Dijital Ekonomide Regülasyon, Güvenlik ve Riskler

Dijital ekonomi o kadar hızlı büyümüştür ki, artık onsuz bir hayat düşünmek neredeyse imkansızdır. Oxford Economics’in araştırmasına göre, son on beş yılda dijital ekonomi, klasik ekonomiye kıyasla iki buçuk kat daha fazla büyümüştür. Geleceğe yönelik tahminler, bu büyümenin artarak devam edeceğini göstermekte ve dijital dönüşümün durdurulamaz bir ivmeyle süreceğine işaret etmektedir.

Dijital ekonomi, geleneksel ekonomilerin aksine daha şekilsiz bir yapı sergilemekte, küresel erişim, oligopolistik yapılar, soyut ekonomik değerler ve bilgiye olan bağımlılık gibi farklı özellikler barındırmaktadır.

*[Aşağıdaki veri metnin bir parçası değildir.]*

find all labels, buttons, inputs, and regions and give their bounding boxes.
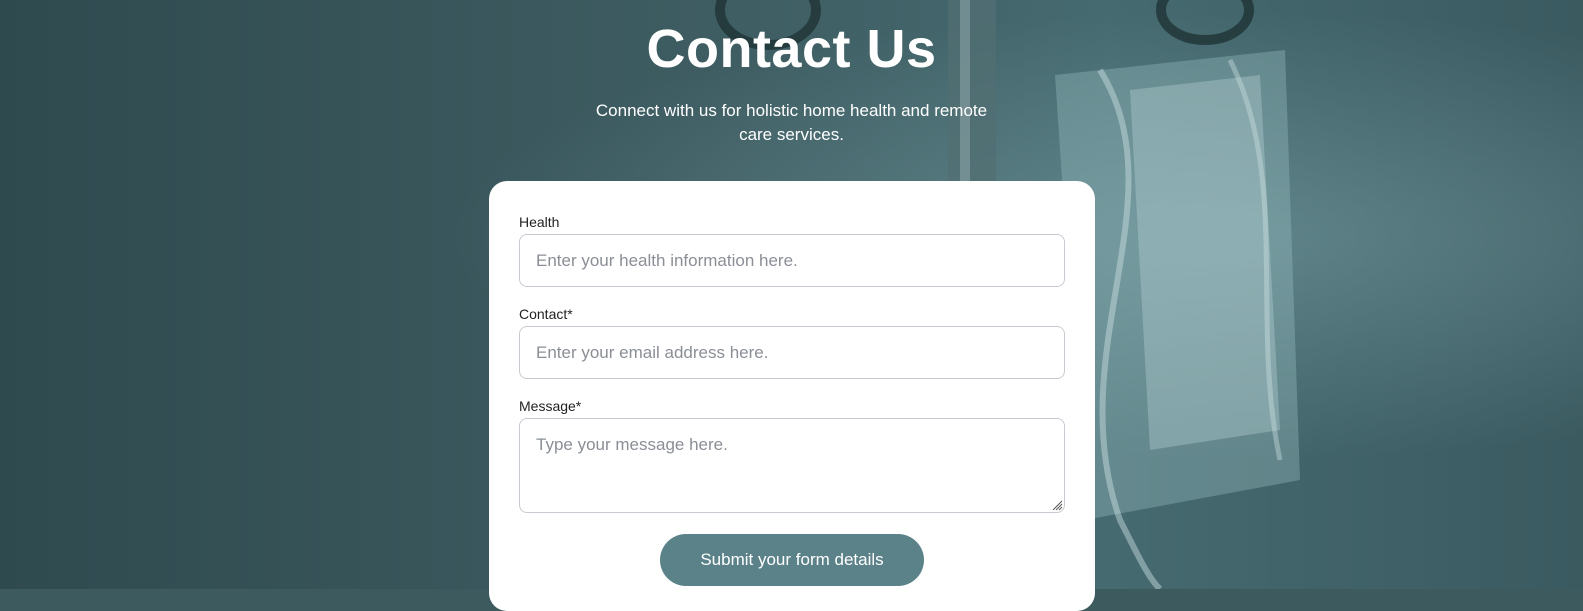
health-label: Health xyxy=(519,214,560,230)
page-title: Contact Us xyxy=(646,19,937,79)
contact-label: Contact* xyxy=(519,306,573,322)
message-label: Message* xyxy=(519,398,582,414)
contact-email-input[interactable] xyxy=(519,326,1065,379)
health-input[interactable] xyxy=(519,234,1065,287)
message-field-wrapper xyxy=(519,418,1065,513)
resize-grip-icon[interactable] xyxy=(1051,499,1063,511)
submit-button[interactable]: Submit your form details xyxy=(660,534,924,586)
message-textarea[interactable] xyxy=(519,418,1065,513)
contact-form: Health Contact* Message* Submit your for… xyxy=(489,181,1095,611)
page-subtitle: Connect with us for holistic home health… xyxy=(595,101,988,144)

Covid-19 pandemisi, dijital ekonominin büyümesini hızlandırmış ve yeni bir ekonomik ve sosyolojik çerçeve oluşturmuştur. Küreselleşme ve teknolojik gelişmeler bu sürecin itici gücü olmuştur.

Global finans krizleri, kripto varlık ekosisteminin gelişimini tetiklemiş; Covid-19 süreci ise arz ve talep dinamiklerindeki değişimi hızlandırmıştır. Merkeziyetsiz finans (DeFi) ile merkezi finans (CeFi) arasındaki rekabet giderek artarken, blokzincir teknolojisi geleneksel süreçleri dönüştürmektedir. Ancak kripto varlık ekosistemine yönelik krizler, hem kendi ekosistemlerinin geleceği için risk unsuru oluşturmakta hem de reel ekonomiye yayılma tehlikesi barındırmaktadır. Merkez bankaları birçok nedenle geleceğin parasal sistemi konusundaki çalışmalarına hız vermiş ve pek çok merkez bankası dijital para konusundaki çalışmalara öncelik vermiştir.

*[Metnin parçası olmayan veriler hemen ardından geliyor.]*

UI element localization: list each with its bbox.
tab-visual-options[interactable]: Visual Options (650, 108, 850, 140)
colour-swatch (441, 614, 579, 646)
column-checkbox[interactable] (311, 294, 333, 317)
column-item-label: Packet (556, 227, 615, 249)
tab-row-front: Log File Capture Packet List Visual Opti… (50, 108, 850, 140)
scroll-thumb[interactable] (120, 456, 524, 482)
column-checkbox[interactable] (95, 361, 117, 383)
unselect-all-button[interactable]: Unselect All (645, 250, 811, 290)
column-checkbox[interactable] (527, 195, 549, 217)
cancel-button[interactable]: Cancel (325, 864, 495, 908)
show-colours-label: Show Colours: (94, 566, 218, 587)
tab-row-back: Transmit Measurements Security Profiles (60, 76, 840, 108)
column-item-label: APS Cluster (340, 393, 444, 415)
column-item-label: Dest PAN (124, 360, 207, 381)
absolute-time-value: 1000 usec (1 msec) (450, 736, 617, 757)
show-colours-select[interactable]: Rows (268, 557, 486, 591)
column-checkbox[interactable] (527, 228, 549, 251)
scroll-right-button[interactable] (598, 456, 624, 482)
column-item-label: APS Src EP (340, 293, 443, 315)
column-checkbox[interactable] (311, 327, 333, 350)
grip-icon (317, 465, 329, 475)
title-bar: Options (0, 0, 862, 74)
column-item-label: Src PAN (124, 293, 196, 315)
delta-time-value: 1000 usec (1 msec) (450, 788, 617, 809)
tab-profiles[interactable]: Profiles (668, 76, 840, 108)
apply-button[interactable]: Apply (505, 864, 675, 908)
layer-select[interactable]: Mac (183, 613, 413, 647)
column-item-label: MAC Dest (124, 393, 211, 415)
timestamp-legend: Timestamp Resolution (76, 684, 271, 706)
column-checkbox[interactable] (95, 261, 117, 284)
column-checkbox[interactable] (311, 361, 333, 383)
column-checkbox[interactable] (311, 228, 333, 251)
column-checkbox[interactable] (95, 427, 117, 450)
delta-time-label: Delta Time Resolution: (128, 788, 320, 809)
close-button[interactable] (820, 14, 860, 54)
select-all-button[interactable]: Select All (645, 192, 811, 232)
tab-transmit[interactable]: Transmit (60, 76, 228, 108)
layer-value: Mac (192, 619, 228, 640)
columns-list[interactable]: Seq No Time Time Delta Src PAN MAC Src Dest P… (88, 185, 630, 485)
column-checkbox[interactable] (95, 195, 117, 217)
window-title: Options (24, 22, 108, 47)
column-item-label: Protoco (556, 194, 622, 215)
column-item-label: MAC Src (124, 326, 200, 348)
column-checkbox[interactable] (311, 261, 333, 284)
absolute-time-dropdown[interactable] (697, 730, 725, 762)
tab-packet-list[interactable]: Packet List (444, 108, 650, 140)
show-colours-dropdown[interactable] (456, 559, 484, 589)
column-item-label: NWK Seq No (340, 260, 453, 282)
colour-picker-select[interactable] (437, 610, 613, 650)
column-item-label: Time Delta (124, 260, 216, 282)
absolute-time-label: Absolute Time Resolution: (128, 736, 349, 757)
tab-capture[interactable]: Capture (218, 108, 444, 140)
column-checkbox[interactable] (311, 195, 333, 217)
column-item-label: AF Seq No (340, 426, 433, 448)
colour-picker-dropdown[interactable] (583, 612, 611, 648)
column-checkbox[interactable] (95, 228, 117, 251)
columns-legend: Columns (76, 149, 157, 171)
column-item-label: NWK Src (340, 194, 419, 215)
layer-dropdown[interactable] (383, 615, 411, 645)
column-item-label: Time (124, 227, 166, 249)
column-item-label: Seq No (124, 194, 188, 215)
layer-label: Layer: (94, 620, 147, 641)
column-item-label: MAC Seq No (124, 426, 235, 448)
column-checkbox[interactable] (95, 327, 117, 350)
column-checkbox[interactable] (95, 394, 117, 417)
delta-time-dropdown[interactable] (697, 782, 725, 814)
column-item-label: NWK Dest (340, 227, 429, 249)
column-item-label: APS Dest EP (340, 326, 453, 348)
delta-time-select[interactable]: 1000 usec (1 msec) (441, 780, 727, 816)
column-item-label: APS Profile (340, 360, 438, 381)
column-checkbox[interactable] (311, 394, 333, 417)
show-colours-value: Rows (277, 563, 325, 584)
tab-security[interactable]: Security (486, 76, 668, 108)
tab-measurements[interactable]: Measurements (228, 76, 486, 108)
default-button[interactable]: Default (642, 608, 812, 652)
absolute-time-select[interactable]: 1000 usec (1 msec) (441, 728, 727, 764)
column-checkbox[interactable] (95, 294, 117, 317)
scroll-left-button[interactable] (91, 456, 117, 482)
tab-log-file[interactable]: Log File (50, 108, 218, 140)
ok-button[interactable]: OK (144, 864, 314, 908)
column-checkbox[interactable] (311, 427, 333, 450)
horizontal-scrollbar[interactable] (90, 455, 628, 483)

Dijital ekonomide yaşanan gelişmeler geleneksel iktisadi yapıya yeni bakış açıları kazandırırken ülkelerin vergi mevzuatlarında çeşitli sorunlara da neden olmaktadır. Dijital ekonominin getirdiği dönüşüm, mevcut vergisel uyum mekanizmalarının yetersiz kalmasına yol açmış ve dünya genelinde yeni düzenlemelerin gerekliliğini ortaya koymuştur.

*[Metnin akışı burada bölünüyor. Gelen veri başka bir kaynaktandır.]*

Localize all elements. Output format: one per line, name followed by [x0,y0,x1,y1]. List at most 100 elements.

Dijital Ekonomide Kurum ve Şirketlerin Geleceği

Dijital ekonomide ana üretim faktörü bilgiye dayalıdır. Bu durum, işletmeleri çalışanlarının düşüncelerini sürekli güncellemeye, bilgi emekçilerini ise yeteneklerini koruyup geliştirmeye teşvik etmektedir.

Analog ya da fiziksel ortamda bulunan bilginin sınırlı hareket kabiliyetine sahip olduğu eski ekonomi modeline kıyasla, yeni dijital ekonomi modelinde dijital cihazlar aracılığıyla elde edilen veriler küresel ölçekte hızla paylaşılabilmektedir. Dolayısıyla digitalization (dijitalleşme) önemli bir gelişim alanıdır.

Dijital ekonomide fiziksel ve somut varlıklar sanal dünyaya aktarılabilmekte, bu durum kurumların yapısını, sosyal ilişkileri ve ekonomik faaliyetlerin niteliğini değiştirmektedir. Bu bağlamda, kişisel verilerin korunması, siber güvenlik önlemleri, veri odaklı karar alma mekanizmaları, dijital pazarlama ve yapay zeka destekli iş çözümleri ön plana çıkmaktadır.

Bunun yanı sıra, Web 3.0, dijital dünyalar ve 5G gibi yenilikçi teknolojik gelişmelere de dikkat çekmek gerekmektedir. İnovasyonu artırmak ve küresel çevre sorunlarına yönelik çözümler geliştirmek için bireylerin bilgi teknolojilerini etkin ve proaktif bir şekilde kullanmaları büyük önem taşımaktadır.

Dijitalleşmenin avantajlarından tam anlamıyla faydalanabilmek, çeviklik ve yeterli büyüklükte bir insan sermayesinin varlığına bağlıdır. Bununla birlikte, dijital ekonomiye geçiş sürecinde verimlilik, işgücü piyasaları, enflasyon ve para politikası üzerindeki potansiyel sonuçların dikkate alınması zorunludur. Sonuç olarak, dijital ekonominin güçlü ve sağlıklı bir şekilde ilerlemesini sağlamak için hükümetlerin uzun vadeli stratejilere odaklanması kritik bir gereklilik olarak öne çıkmaktadır.